Nov 14, 2015

Posted by in Feronia, Goddesses | 0 Comments

The Festival of Feronia

The Festival of Feronia
A denarius struck in 19 BC during the reign of...

A denarius struck in 19 BC during the reign of Augustus, with the goddess Feronia depicted on the obverse, and on the reverse a Parthian man kneeling in submission while offering the Roman military standards taken at the Battle of Carrhae See Brosius 2006, pp. 137–138 for more information on Roman coins depicting Parthians returning the lost military standards to Rome. (Photo credit: Wikipedia)

In Ancient Roman times, November 13-14 was the Festival of Feronia. A goddess that was worshipped by the Sabine tribe even before the founding of Rome, Feronia ruled fertility, health, abundance, prophecy, and the wilderness. While not popular in the city of Rome itself, the Cult of Feronia flourished in the smaller communities of central Italy, specifically Latium (Lazio) and Campania.

There are several mentions of Feronia in the literature of the era. In Virgil’s Aeneid, soldiers from Lucus Feroniae (Feronia’s Grove) fought against Aeneas. Feronia’s son Erulus had three bodes and three souls, which made it necessary for the King of Arcadia to kill him three times.

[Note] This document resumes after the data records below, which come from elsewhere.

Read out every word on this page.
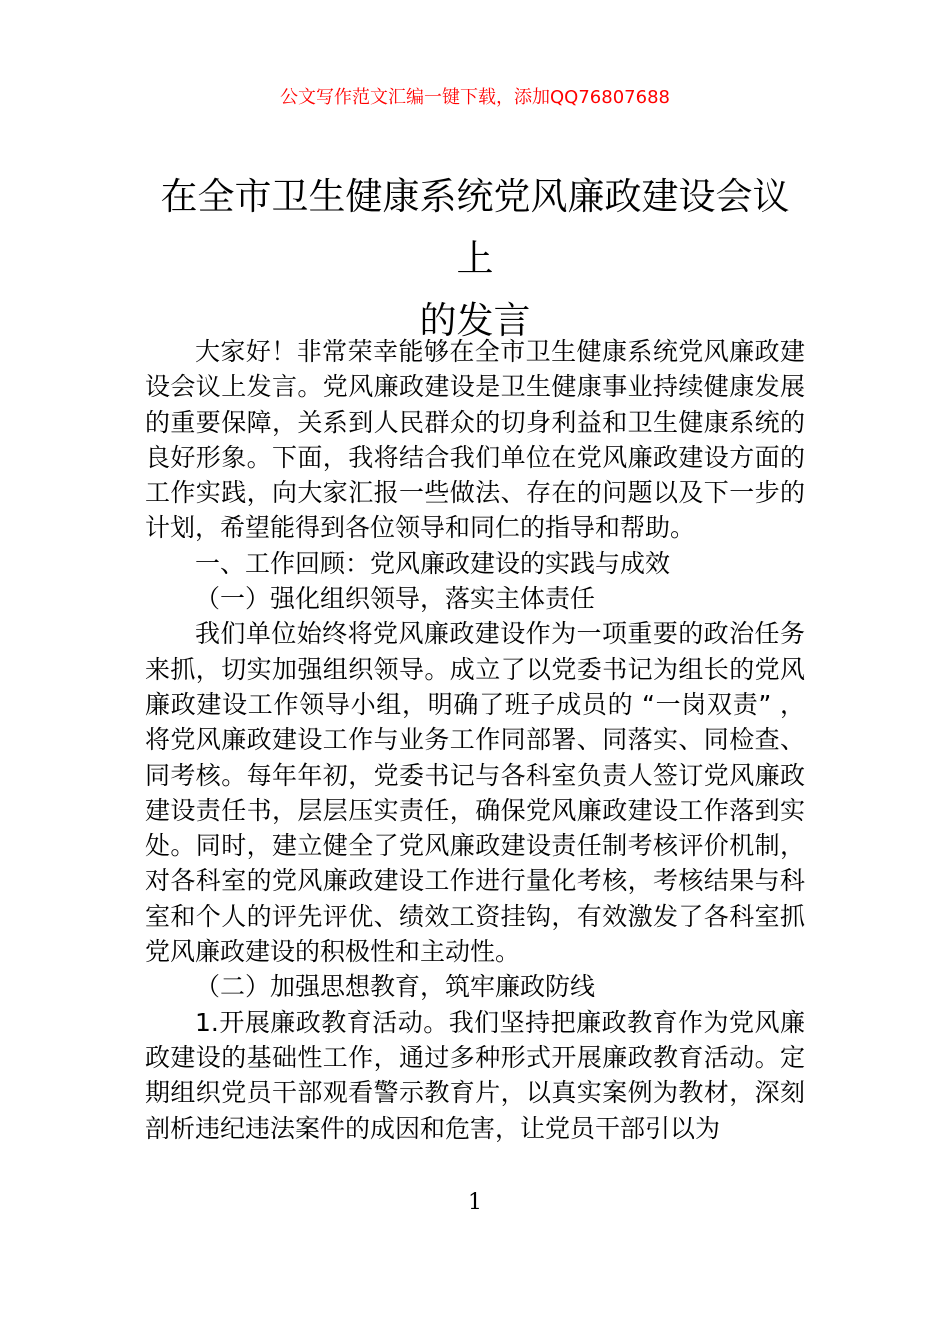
公文写作范文汇编一键下载，添加QQ76807688
在全市卫生健康系统党风廉政建设会议上
的发言

大家好！非常荣幸能够在全市卫生健康系统党风廉政建设会议上发言。党风廉政建设是卫生健康事业持续健康发展的重要保障，关系到人民群众的切身利益和卫生健康系统的良好形象。下面，我将结合我们单位在党风廉政建设方面的工作实践，向大家汇报一些做法、存在的问题以及下一步的计划，希望能得到各位领导和同仁的指导和帮助。

一、工作回顾：党风廉政建设的实践与成效

（一）强化组织领导，落实主体责任

我们单位始终将党风廉政建设作为一项重要的政治任务来抓，切实加强组织领导。成立了以党委书记为组长的党风廉政建设工作领导小组，明确了班子成员的 “一岗双责” ，将党风廉政建设工作与业务工作同部署、同落实、同检查、同考核。每年年初，党委书记与各科室负责人签订党风廉政建设责任书，层层压实责任，确保党风廉政建设工作落到实处。同时，建立健全了党风廉政建设责任制考核评价机制，对各科室的党风廉政建设工作进行量化考核，考核结果与科室和个人的评先评优、绩效工资挂钩，有效激发了各科室抓党风廉政建设的积极性和主动性。

（二）加强思想教育，筑牢廉政防线

1.开展廉政教育活动。我们坚持把廉政教育作为党风廉政建设的基础性工作，通过多种形式开展廉政教育活动。定期组织党员干部观看警示教育片，以真实案例为教材，深刻剖析违纪违法案件的成因和危害，让党员干部引以为

1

While Feronia was a goddess of wild places, it was she who enabled people to find nourishment in the wilderness. Thus, though her shrines tended to be off the beaten path, the offerings were things like the first fruits of the season. According to the Sabine scholar, Varro, Feronia was also the guardian spirit of liberty.

There were two main shrines to Feronia in the Italian countryside. Lucus Feroniae was at the base of Mount Soracte, near Capena; there, a yearly festival was held in her honor. This festival became more like a trade fair, where tribes from all over could meet, worship, and do business on neutral ground. One highlight of the rites in Lucus Feroniae was the priestesses walking barefoot across burning embers, without suffering any ill effects. The other main shrine was in a forest three miles from what is now Terracina, in Latina. A 5th century diary recounts that when the wood was destroyed by a fire, and the faithful were getting ready to move the goddess’ statues elsewhere, the charred forest suddenly became green again. It was at this shrine that slaves who had just been freed could go to receive their pileus, the hat that symbolized their new status.

While the Cult of Feronia appears to have faded in subsequent centuries, Charles Godfrey Leland, in Etruscan Roman Remains in Popular Tradition, wrote about its remaining vestiges in 19th Century Tuscany. Described initially as an ancient goddess of marketplaces and fairs, Feronia had seemingly morphed into a witch goddess who haunted marketplaces in disguise, begging for alms. Those who did not give would suffer misfortune. Those whose poverty would not allow them to give, would find abundant gifts waiting for them after sunrise the following morning. It would be interesting to learn who Feronia is now.